2017/11/23
米大手資産運用会社ステート・ストリート・グローバル・アドバイザーズは15日、議決権行使を通じて取締役に女性がいない企業に起用を促すための指針を、日本企業にも適用すると発表した。これまで米国、英国、オーストラリアの上場企業に同指針を適用していたが、このほど日本とカナダにも広げることを決めた。
同社では「取締役会ダイバーシティ指針」を設定し、上場企業の取締役に女性起用を促進するよう要請している。今年3月に、米・英・豪に本社がある約600社に書面を送り、取締役会に女性役員や女性役員候補がいない場合、株主総会で取締役の選任議案に反対を投じると表明した。その時点では日本企業は独立性の高い社外取締役の選任を増やすことが課題として、指針の対象から外していた。

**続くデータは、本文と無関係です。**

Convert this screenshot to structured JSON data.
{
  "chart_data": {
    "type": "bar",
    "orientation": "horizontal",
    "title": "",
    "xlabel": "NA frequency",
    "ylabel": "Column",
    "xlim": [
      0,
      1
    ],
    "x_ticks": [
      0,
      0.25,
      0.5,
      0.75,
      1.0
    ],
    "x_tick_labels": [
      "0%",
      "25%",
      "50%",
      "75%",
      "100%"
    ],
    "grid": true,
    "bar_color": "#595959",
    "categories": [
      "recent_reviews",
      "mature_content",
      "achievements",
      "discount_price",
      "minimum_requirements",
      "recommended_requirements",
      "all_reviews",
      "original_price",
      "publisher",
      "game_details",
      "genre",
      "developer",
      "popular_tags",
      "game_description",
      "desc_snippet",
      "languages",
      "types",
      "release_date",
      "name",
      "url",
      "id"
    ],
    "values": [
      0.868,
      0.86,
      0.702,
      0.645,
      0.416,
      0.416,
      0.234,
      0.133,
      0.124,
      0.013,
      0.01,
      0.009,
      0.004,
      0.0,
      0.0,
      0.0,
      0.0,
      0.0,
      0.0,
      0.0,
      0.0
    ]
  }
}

今回、日本とカナダにもこの指針を適用し、2018年に両国の1200社以上に、女性取締役起用の指針を提示することを目指す。ステート・ストリートによると、日本では東証株価指数(TOPIX)500を構成する企業の55%、カナダ・トロント証券取引所に上場する企業700社の40%で女性取締役が一人もいないという。
(日本経済新聞 11月18日)
女性社長や女性役員という言葉がすでに時代遅れなのだが、あえて“女性”を付けざるをえないほど登用が不十分なのだろう。少なくとも日本では不十分である。
要職への女性登用に対しては、男性側から(逆差別ではないか)という悲憤慷慨も上がっているようだが、長年にわたって、実績が同等なら男性が優遇されつづけてきた。下駄を履かせてもらったのである。この歴史を修正するには、しばらくの間は、女性に下駄を履かせてもよいのではないか。男性は不平等による優遇に受けてきた歴史を振り返って、女性に負けないように奮闘すればよい。
ステート・ストリート・グローバル・アドバイザーズの「取締役会ダイバーシティ指針」が浸透すれば、女性役員を対象に据えた人材スカウト、経営幹部養成セミナーなどが花盛りになるだろう。